Parkinson’s Disease & Movement Disorders

Biography

Biography: George Stoica

Abstract

Myosin5a (Myo5a) is an actin-dependent motor protein that is highly expressed in the brain, and involved in vesicular organelles transport and its absence leads to movement disorders in humans and animal species (Griscelli and Elejalde syndromes in humans), rodents (dilute lethal phenotype in mice, and dilute-opisthotonus of Wistar rats), and Arabian horses Lavender Foal Syndrome. A spontaneous autosomal recessive rat model for neurodegeneration caused by a mutation in the Myo5a gene was developed in our laboratory. The pleiotropic effects of this mutation affect the coat color, central nervous and neuroendocrine systems. Preliminary data from our model of Myo5a mutant Berlin-Druckrey (BD-IV) “shaker” rat demonstrated marked alterative changes involving the alpha-synuclein overexpression, decrease dopamine (DA) levels, alteration of DA metabolism, and overexpression of tau protein in anatomical areas of brain.
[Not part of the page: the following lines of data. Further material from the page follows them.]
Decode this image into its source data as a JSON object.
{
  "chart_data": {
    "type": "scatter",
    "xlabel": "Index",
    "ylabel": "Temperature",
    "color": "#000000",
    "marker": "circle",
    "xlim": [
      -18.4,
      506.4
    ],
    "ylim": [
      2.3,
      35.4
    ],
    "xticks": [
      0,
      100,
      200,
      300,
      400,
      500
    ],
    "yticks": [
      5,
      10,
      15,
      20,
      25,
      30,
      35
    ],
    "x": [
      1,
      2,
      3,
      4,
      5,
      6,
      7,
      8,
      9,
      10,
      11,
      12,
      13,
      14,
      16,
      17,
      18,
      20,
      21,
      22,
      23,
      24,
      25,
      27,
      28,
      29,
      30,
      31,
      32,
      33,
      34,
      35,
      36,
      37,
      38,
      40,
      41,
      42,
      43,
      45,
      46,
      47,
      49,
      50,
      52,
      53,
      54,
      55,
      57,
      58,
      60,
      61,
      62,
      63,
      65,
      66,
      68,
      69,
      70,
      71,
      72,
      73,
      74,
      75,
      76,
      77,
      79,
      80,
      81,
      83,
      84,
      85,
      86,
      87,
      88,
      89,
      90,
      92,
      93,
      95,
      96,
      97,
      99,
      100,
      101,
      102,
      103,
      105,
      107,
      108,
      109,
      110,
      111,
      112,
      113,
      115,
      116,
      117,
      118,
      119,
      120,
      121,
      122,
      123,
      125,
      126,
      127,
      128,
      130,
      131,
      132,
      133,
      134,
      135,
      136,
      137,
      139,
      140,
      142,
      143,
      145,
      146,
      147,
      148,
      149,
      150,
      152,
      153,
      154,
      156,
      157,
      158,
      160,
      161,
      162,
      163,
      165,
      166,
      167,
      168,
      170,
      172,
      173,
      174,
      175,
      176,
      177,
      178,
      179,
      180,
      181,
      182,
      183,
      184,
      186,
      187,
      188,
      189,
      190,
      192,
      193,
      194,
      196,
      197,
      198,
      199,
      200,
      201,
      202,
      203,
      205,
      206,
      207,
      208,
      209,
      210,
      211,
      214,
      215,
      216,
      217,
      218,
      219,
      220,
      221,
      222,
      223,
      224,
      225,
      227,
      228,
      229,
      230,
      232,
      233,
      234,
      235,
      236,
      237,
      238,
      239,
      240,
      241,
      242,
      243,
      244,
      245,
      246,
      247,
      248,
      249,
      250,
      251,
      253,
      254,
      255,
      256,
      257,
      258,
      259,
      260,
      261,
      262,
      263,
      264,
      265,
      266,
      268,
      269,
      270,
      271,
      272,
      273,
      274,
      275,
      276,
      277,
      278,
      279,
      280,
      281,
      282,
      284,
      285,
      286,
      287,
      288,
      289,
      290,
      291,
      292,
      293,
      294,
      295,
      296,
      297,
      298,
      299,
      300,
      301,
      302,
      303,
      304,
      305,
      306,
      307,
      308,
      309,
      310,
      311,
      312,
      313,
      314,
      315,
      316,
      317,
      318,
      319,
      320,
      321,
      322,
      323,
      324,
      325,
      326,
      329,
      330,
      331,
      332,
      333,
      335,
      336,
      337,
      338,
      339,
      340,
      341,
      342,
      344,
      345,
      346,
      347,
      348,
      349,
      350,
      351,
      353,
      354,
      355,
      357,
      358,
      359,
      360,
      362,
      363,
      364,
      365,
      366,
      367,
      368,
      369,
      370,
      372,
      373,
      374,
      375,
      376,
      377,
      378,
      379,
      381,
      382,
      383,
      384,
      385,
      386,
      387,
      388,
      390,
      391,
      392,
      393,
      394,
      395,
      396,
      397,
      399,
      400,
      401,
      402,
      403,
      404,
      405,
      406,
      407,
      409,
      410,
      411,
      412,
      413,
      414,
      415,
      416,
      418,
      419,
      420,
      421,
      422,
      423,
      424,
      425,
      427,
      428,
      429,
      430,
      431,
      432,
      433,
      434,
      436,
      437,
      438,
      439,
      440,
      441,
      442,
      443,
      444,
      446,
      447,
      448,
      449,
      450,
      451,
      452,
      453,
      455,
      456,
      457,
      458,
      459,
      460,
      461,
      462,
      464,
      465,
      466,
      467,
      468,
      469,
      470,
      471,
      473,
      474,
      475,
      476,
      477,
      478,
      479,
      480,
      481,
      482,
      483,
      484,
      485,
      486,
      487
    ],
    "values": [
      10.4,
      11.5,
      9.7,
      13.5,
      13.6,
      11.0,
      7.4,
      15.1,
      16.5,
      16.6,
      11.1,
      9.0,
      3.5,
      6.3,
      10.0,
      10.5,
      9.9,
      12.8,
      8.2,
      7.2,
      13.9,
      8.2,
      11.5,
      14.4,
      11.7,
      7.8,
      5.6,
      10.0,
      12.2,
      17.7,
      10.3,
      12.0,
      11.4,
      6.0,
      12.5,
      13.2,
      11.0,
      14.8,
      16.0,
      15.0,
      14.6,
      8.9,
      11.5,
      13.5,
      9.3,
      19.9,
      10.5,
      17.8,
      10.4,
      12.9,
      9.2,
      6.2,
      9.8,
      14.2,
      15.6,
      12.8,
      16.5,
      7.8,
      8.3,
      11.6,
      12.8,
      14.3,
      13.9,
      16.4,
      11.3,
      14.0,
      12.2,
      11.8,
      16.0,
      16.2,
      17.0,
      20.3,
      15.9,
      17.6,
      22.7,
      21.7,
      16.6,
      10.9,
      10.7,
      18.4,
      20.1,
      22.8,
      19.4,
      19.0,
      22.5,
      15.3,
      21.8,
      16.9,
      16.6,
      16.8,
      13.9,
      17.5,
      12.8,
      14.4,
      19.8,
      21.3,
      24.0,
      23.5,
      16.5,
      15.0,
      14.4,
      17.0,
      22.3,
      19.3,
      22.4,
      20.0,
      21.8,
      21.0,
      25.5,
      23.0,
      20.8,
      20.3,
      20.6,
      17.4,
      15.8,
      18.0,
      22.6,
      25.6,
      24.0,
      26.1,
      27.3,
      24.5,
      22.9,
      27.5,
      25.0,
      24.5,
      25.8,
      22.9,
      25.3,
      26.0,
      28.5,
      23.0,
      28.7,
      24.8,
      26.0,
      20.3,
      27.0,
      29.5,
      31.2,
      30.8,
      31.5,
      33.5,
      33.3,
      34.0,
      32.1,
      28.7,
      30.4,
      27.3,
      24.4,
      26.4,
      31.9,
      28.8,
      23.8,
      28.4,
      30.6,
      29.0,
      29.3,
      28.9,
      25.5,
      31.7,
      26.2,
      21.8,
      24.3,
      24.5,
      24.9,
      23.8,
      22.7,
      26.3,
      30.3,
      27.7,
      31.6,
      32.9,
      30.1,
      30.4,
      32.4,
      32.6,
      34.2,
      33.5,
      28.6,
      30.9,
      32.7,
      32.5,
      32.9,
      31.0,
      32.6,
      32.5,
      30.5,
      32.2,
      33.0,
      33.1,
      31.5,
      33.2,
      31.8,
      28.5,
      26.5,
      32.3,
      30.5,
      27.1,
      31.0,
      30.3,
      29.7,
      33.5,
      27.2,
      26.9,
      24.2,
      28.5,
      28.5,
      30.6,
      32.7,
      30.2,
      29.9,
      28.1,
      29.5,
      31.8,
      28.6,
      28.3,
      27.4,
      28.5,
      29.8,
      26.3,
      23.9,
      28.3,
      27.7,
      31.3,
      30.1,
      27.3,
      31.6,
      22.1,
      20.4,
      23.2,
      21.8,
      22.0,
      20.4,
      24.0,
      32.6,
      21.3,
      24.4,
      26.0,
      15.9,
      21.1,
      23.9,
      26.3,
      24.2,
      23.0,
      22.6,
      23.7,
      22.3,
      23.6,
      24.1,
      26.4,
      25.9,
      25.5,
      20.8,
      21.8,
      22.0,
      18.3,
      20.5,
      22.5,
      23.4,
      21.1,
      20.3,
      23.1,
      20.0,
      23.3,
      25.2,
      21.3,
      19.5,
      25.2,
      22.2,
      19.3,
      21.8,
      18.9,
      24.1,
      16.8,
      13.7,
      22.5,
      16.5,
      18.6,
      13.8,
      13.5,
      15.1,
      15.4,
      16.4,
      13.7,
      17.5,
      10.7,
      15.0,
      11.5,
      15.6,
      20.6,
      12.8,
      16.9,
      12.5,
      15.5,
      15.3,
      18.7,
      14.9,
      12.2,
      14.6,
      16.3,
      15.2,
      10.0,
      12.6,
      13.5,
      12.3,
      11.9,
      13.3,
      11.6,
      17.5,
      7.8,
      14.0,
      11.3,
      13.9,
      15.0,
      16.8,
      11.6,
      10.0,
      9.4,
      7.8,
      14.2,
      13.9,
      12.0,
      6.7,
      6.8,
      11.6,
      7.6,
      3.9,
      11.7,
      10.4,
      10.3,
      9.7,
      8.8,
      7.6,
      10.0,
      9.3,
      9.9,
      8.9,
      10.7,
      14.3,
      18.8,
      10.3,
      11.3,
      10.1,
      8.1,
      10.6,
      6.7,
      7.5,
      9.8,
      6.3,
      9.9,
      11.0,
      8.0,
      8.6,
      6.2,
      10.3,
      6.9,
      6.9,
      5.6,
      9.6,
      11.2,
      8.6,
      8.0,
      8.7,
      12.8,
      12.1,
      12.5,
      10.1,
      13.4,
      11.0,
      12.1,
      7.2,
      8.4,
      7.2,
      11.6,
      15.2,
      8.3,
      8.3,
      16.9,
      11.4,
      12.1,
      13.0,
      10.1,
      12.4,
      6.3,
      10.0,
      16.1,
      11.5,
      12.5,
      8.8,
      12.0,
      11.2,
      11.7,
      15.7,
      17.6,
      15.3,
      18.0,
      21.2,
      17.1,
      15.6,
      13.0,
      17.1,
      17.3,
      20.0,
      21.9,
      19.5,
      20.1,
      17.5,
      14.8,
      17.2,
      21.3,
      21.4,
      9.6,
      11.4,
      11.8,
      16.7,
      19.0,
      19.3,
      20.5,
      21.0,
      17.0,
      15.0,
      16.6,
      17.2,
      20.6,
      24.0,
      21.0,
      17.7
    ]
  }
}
A significant increased in miR-132 and a decreased in downstream target nuclear receptor 1 protein (Nurr1) was found in affected rats. Nurr1 decrease correlates with decrease of tyrosine hydroxylase and brain-derived neurotrophic factor. The movement disorder and alterative biochemical changes increased in severity after 15 days postnatal. These biochemical changes were not previously reported to be associated with Myo5a mutation. Similar neurological alterative changes are common in human neurodegenerative diseases such as Alzheimer, Parkinson’s Diseases, and Lewis Body dementia, and raised the potential involvement of Myo5a alteration in these neurological diseases, which can lead to translational studies. The challenge will be to investigate the molecular mechanisms of Myo5a and its interaction with other proteins underlying its functions.